Rove should finally come clean on just what he knew about the purge and when he first knew it. And the same goes for officials in both the DOJ and the White House.

These stories from the administration just keep shifting and every time new emails or information gets released, previous White House and DOJ statements are rendered inoperative.

POSTSCRIPT: Talking Points Memo links to this USA Today story that says Senator Gordon Smith has become the second Republican to call for Attorney General Alberto Gonzales' resignation, joining Senator John Sununu.

Comments:
I just love, Love, LOVE this scandal! It's going, to quote our President, "nukuler"! And all because they keep digging themselves a deeper hole.

The plain fact is that Bush is right. It is within his purview to fire all 93 prosecutors if he wants. Has it ever been done before, except as a prelude to a new administration, no. But Bu$hCo has so thoroughly bungled the response, that nobody cares at this point.
 
But why are they so screwing up the response? Is it simple incompetence or are they really hiding something?

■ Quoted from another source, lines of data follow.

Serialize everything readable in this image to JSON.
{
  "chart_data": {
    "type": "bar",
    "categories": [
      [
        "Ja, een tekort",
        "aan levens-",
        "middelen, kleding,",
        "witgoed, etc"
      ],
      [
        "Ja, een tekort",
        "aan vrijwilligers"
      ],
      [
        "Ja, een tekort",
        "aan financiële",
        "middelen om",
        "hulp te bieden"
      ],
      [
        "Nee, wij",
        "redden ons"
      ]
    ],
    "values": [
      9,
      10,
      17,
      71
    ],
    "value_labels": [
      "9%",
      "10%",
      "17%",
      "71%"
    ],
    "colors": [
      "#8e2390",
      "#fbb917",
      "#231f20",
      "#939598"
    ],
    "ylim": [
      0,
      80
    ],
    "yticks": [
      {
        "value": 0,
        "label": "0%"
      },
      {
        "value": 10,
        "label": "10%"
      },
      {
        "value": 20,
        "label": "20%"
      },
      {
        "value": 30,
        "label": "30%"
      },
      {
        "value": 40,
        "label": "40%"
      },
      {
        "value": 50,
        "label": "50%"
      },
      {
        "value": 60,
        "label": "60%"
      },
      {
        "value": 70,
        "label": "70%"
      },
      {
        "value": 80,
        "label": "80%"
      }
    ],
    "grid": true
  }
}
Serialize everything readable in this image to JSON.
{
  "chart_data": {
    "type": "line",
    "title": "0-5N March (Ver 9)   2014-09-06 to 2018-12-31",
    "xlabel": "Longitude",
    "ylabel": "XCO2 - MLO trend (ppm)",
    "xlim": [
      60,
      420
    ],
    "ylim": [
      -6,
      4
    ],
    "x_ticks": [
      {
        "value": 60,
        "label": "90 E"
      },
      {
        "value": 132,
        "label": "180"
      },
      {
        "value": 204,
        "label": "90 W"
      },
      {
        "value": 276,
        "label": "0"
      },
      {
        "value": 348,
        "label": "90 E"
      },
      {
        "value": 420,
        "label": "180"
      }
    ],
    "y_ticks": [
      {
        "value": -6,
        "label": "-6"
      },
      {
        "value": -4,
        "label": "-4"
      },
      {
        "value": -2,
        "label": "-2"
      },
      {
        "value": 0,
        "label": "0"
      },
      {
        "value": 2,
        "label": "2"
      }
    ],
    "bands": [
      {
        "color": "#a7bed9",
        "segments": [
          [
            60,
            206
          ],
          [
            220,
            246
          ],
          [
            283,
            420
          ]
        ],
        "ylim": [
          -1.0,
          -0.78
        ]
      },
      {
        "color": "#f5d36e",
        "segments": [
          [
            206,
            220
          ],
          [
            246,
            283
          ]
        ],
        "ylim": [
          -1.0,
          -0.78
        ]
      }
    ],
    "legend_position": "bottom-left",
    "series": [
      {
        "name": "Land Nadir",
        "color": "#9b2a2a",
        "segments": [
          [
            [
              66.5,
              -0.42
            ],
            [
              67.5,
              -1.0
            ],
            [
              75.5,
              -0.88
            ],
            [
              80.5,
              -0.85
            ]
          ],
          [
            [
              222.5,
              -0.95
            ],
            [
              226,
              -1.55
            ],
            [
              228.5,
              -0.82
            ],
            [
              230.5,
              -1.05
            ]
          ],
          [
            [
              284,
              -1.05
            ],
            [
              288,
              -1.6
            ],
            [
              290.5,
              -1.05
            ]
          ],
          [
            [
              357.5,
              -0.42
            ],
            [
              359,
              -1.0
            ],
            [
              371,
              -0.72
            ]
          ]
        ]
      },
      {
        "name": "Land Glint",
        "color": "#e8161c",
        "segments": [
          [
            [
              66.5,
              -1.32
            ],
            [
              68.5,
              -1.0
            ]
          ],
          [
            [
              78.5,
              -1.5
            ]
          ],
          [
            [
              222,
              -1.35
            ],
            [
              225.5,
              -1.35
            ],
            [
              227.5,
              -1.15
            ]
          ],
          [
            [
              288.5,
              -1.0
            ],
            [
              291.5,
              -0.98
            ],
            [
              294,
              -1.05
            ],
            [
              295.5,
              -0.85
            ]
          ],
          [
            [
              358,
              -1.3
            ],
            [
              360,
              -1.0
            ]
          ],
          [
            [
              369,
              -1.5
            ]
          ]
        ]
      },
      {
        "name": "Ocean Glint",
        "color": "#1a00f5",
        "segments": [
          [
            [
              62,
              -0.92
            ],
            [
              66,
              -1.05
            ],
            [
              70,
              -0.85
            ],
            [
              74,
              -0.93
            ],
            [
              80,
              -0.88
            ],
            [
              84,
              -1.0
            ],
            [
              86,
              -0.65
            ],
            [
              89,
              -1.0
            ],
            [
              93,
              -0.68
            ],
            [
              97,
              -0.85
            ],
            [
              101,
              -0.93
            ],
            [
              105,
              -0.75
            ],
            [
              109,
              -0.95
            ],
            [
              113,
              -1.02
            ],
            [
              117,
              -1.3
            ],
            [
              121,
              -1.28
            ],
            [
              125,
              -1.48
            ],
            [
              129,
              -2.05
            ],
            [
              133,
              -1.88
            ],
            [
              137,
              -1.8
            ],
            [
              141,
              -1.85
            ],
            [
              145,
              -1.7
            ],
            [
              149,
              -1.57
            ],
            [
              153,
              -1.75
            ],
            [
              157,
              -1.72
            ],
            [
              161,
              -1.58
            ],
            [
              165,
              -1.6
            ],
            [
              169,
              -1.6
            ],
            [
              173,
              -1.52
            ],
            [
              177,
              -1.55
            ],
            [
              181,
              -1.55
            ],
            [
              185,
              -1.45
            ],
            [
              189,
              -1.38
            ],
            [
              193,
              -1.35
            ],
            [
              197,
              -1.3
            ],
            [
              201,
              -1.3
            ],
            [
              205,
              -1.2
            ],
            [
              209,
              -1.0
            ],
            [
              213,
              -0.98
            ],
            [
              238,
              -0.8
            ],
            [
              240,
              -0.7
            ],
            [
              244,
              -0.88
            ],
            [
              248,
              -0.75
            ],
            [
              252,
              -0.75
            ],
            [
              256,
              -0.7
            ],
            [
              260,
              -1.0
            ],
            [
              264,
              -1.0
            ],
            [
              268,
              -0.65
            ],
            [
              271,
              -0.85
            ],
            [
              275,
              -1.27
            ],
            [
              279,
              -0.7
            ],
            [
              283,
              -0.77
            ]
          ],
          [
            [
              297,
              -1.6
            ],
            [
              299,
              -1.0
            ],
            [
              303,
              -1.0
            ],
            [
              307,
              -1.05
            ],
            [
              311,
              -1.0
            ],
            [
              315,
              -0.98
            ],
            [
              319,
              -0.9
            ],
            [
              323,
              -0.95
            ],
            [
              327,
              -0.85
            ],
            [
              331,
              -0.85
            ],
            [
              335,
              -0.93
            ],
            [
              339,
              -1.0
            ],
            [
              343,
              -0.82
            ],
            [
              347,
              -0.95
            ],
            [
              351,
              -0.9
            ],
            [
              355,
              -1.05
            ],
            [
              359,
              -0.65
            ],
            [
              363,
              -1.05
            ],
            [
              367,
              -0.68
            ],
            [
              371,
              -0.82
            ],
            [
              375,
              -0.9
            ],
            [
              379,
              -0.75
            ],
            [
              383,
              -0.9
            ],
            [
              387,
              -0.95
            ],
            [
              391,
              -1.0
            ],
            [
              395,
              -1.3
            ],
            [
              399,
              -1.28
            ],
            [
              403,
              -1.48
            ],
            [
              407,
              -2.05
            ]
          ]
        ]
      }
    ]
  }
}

Don'tcha kind of get the feeling their hiding something really really bad with this? Otherwise, why so bungled?
 
Maybe it'll be revealed that the rumor--the whole was concocted as a pretext to getting rid of Fitzgerald and quash the leak investigation--will turn out to be true. Then the cover-up issue might get linked into the leak investigation, and perhaps that's were the damanging revelation really is.

Could it be the failure to investigate the leak on the part of the WH?
 
But then why didn't they quash the CIA leak investigation? No, I think that was one that got away from them. And remember, that goes back to Ashcroft (pre-Gonzo) and Fitz answered to James Comey, deputy A.G. that people in both parties say is on the up and up.